To investigate a possible association between a functional polymorphism in the intermediate‐affinity receptor for IgG called Fcγ receptor type IIIA (FcγRIIIA [CD16]) and rheumatoid arthritis (RA).

This was an allelic association study in which a single nucleotide polymorphism in FcγRIIIA was examined as a susceptibility and/or severity factor for RA. The FcγRIIIA‐158V/F polymorphism was genotyped by direct sequencing in 2 well‐characterized ethnic groups, UK Caucasians (141 RA patients and 124 controls) and North Indians and Pakistanis (108 RA patients and 113 controls).

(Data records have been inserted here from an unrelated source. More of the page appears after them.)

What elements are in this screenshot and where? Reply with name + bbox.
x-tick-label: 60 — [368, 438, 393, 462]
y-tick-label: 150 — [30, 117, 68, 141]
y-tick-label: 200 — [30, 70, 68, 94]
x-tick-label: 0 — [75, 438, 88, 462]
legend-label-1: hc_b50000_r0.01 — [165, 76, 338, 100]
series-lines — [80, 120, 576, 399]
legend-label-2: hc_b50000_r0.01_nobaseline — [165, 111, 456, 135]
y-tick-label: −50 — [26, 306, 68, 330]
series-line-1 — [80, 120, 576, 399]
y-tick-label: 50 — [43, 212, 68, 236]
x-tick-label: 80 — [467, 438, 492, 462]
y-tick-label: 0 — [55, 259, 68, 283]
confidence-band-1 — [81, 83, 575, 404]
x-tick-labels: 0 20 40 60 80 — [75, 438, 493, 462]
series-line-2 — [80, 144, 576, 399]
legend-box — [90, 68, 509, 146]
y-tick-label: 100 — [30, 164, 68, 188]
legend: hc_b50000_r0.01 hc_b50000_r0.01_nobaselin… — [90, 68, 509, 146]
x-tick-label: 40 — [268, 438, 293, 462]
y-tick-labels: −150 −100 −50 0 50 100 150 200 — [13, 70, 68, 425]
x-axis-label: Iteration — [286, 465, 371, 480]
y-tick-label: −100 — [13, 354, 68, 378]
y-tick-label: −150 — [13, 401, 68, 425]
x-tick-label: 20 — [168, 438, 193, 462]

The FcγRIIIA‐158V/F polymorphism was associated with RA in both ethnic groups (P = 0.028 for UK Caucasians, P = 0.050 for North Indians and Pakistanis, and P = 0.003 for both groups combined). FcγRIIIA‐158VF and ‐158VV individuals had an increased risk of developing RA in both populations (UK Caucasians odds ratio [OR] 1.6, P = 0.050; North Indians and Pakistanis OR 1.9, P = 0.023; and combined groups OR 1.7, P = 0.003). In the UK Caucasian group, the highest risk was for nodular RA, a more severe disease subset, associated with homozygosity for the FcγRIIIA‐158V allele (OR 4.4, P = 0.004). There was also evidence for an interaction between the RA‐associated HLA–DRB1 allele and the presence of at least 1 FcγRIIIA‐158V allele in predicting susceptibility to RA (OR 5.5, P = 0.000).

We have demonstrated that the FcγRIIIA‐158V/F polymorphism is a susceptibility and/or severity marker for RA in 2 distinct ethnic groups. This finding may ultimately provide additional insights into the pathogenesis of RA and other autoantibody/immune complex–driven autoimmune diseases.